UNCOVERing the contribution of black holes to reionization

Context. With its sensitivity in the rest-frame optical, the James Webb Space Telescope (JWST) has uncovered active galactic nuclei (AGN), which comprise intrinsically faint and heavily reddened sources, well into the first billion years of the Universe, at z ∼ 4-11. Aims. We revisit the AGN contribution to reionization given the high number densities associated with these objects. Methods. We used the DELPHI semi-analytic model, which we base-lined against the latest high-redshift datasets from the JWST and the Atacama Large millimetre Array (ALMA) to model early star-forming galaxies and AGN. We calculated the escape fractions of ionizing radiation from star formation and AGN and included the impact of reionization feeback in suppressing the baryonic content of low-mass galaxies in ionized regions. This model was validated against the key observables for star-forming galaxies, AGN, and reionization. Results. In our fiducial model, reionization reaches its mid-point at z ∼ 6.9 and ends by z ∼ 5.9. Low stellar mass (M_∗ ≤ 10⁹ M_⊙) star-forming galaxies are found to be the key drivers of the reionization process.

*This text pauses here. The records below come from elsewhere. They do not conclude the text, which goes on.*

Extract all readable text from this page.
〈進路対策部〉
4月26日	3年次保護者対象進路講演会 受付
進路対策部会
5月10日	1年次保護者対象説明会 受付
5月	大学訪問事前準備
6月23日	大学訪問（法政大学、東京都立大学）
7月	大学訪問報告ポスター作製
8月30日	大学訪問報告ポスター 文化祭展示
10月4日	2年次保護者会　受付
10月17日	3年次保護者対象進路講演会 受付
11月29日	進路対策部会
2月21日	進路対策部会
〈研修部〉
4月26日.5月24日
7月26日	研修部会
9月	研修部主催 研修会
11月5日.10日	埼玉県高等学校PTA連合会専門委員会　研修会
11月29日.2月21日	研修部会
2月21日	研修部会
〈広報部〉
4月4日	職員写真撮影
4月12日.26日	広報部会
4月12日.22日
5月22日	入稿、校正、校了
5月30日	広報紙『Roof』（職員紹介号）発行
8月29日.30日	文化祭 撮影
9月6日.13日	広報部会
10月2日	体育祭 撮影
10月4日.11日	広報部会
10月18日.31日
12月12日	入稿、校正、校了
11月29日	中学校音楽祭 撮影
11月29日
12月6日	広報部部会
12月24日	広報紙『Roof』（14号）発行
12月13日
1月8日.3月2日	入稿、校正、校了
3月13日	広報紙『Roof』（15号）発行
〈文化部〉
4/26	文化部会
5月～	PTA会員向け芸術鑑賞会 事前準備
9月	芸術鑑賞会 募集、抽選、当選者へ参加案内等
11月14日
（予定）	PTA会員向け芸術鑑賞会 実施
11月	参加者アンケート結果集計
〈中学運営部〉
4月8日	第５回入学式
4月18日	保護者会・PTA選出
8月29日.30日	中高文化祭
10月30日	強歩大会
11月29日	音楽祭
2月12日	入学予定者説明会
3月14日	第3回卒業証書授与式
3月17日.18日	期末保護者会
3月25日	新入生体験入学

They provide about 77% of the total photon budget. Despite their high numbers, high accretion rates, and higher escape fractions than star-forming galaxies at z ∼ 5, AGN only provide about 23% of the total reionization budget, which is dominated by black holes in high stellar mass systems (with M_∗ ≥ 10⁹ M_⊙). This is because AGN number densities become relevant only at z ≤ 7, and as a result, AGN contribute as much as galaxies as late as z ∼ 6.2, when reionization is already in its end stages. Finally, we find that even contrasting models of the AGN ionizing photon escape fraction (increasing or decreasing with stellar mass) do not qualitatively change our results.